WASHINGTON (10/16/14)--Financial regulators are prepared to finalize a qualified residential mortgage (QRM) regulation Oct. 22, according to an agenda for an open board meeting posted by the Federal Reserve Wednesday.
The Wall Street Journal reports the standards for mortgages packaged into securities and sold to investors will be loosened, with the intent of making credit more readily available.
The Dodd-Frank Act requires companies issuing mortgage-backed securities (MBS) to retain part of the risk, with the intention that the risk would force closer attention to the quality of the loans.

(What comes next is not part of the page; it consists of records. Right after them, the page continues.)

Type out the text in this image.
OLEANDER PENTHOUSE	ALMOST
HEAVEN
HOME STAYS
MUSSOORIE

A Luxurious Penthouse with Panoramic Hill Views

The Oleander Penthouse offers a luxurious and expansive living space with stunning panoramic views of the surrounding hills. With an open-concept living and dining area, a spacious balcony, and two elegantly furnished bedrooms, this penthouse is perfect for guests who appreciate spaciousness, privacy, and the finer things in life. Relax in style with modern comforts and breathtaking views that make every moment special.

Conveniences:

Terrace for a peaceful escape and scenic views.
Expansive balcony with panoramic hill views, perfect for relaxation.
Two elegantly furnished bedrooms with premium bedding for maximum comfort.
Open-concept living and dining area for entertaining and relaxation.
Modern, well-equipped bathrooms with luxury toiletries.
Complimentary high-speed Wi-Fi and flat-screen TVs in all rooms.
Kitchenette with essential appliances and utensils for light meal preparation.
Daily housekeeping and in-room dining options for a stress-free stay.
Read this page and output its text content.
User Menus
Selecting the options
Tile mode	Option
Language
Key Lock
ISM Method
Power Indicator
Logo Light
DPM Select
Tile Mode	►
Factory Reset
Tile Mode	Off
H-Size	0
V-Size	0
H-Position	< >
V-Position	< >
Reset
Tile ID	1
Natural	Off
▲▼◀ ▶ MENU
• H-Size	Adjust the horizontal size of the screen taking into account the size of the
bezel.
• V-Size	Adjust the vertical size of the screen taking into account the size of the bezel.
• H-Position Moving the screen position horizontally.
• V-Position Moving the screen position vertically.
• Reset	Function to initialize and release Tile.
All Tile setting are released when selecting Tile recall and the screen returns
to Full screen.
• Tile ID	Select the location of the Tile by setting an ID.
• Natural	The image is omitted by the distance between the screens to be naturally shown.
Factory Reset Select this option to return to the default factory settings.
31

Regulators proposed in 2011 that MBS issuers would have to hold 5% of the loan risk, unless borrowers made at least a 20% down payment, and this would be defined as a QRM. After organizations such as the Credit Union National Association said it was too restrictive, the proposal was withdrawn.
The current QRM rule includes a "broad exception for banks and other issuers of mortgage-backed securities from having to retain a portion of the credit risk on their books," according to The Wall Street Journal.
CUNA, in commenting on the proposal last year, supported aligning the definition of a QRM more closely with the Consumer Financial Protection Bureau's definition of a qualified mortgage, even though CUNA does not support the 43% debt-to-income ratio a borrower must meet for a QM.
Even so, one standard is better than having a QRM that is materially different form the QM, CUNA has maintained.
"Our main concern has been that how QRM is defined could affect the mortgage market generally and the types of loans that securitizers will be willing to package," said CUNA Deputy General Counsel Mary Dunn.
A National Credit Union Administration proposal would allow a credit union that meets certain requirements to securitize loans it has originated. Given the legal requirements and resources needed to securitize loans, the extent to which credit unions will securitize loans is unclear.